For lenders, clubs provide an important role as a marketing channel to promote products and access to the Directly Authorised (DA) market. Interesting, of all lender respondents, only 16% felt that the primary purpose of a club was as a payment route.
As a club, these are contrasting perspectives, but they serve to highlight the baseline factors of what every mortgage club should provision for. Of course, as a challenger club our approach is to utilise technology, not only in terms of our provision of technical support of CRM and client engagement solutions, but also in terms of our back-office solution. This has streamlined our payment processing activities so we can spend more time focusing on other features to support our members such as aggressively expanding our lender panel, providing a competitive compliance offering, and expansive broker support and communications.
But nevertheless, are mortgage clubs doing just enough or can they add greater relevance to both brokers and lenders – something that goes beyond lenders on panel and exclusives? Is greater innovation required to satisfy these two parties who are fundamental to the mortgage process and will mortgage clubs even have a choice when genuine change lands? Will it be evolution or revolution as both lenders and brokers demand more in today’s challenging environment with the onus placed on the clubs to deliver greater value for less?

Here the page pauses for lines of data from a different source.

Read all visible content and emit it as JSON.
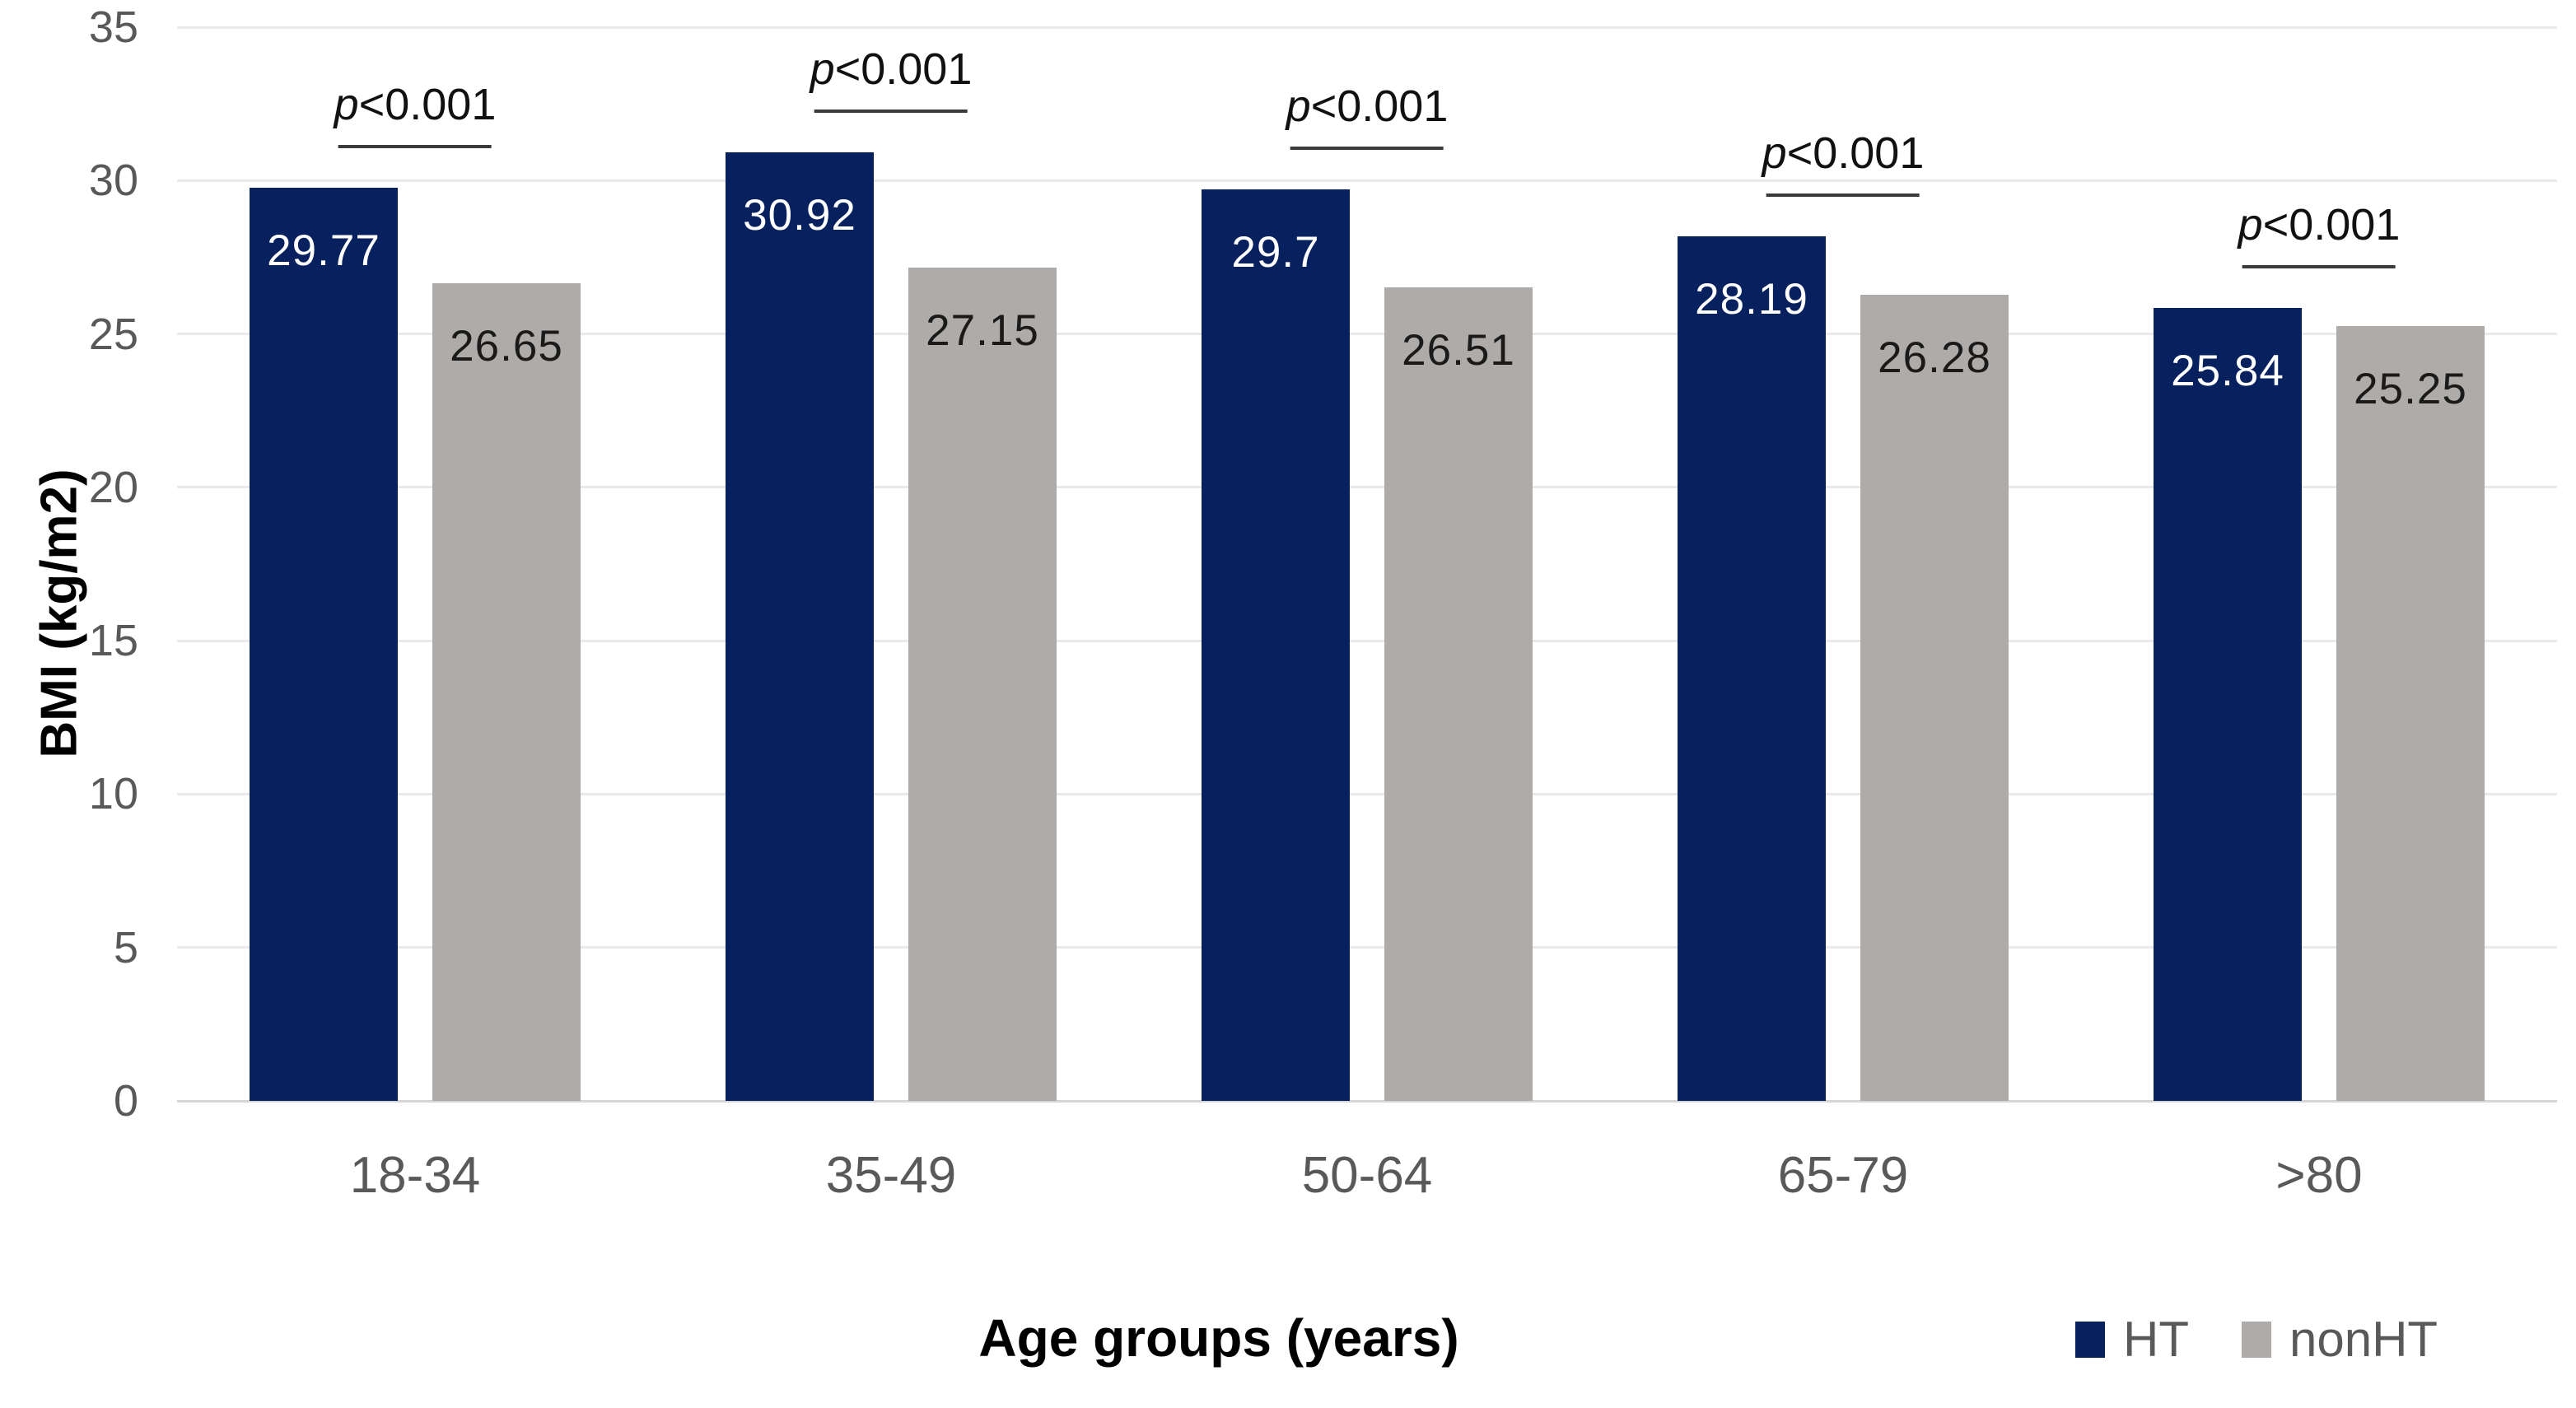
{
  "chart_data": {
    "type": "bar",
    "title": "",
    "xlabel": "Age groups (years)",
    "ylabel": "BMI (kg/m2)",
    "ylim": [
      0,
      35
    ],
    "yticks": [
      0,
      5,
      10,
      15,
      20,
      25,
      30,
      35
    ],
    "grid": true,
    "legend_position": "bottom-right",
    "categories": [
      "18-34",
      "35-49",
      "50-64",
      "65-79",
      ">80"
    ],
    "series": [
      {
        "name": "HT",
        "color": "#07215f",
        "label_color": "#ffffff",
        "values": [
          29.77,
          30.92,
          29.7,
          28.19,
          25.84
        ],
        "value_labels": [
          "29.77",
          "30.92",
          "29.7",
          "28.19",
          "25.84"
        ]
      },
      {
        "name": "nonHT",
        "color": "#aeabа8",
        "color_hex": "#aeaba8",
        "label_color": "#1a1a1a",
        "values": [
          26.65,
          27.15,
          26.51,
          26.28,
          25.25
        ],
        "value_labels": [
          "26.65",
          "27.15",
          "26.51",
          "26.28",
          "25.25"
        ]
      }
    ],
    "annotations": [
      {
        "italic": "p",
        "text": "<0.001"
      },
      {
        "italic": "p",
        "text": "<0.001"
      },
      {
        "italic": "p",
        "text": "<0.001"
      },
      {
        "italic": "p",
        "text": "<0.001"
      },
      {
        "italic": "p",
        "text": "<0.001"
      }
    ]
  },
  "colors": {
    "ht_bar": "#07215f",
    "nonht_bar": "#aeaba8",
    "gridline": "#e9e9e9",
    "baseline": "#d6d6d6",
    "tick_text": "#595959",
    "annotation_line": "#3a3a3a"
  }
}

With brokers being somewhat promiscuous in selecting their clubs, we’ve targeted a few areas we feel will really make a difference. These are competitive and expansive panels with relevant exclusives, good communications and marketing, along with BDM driven signposting and support around products. Here we are talking of establishing relationships and trust between broker members and the club, who in turn support our lenders. But when following the research, if club selection is being driven by more extrinsic motivations, it’s likely that Jessie J isn’t right that “It’s not about the money, money, money” and we should after all think about the price tag.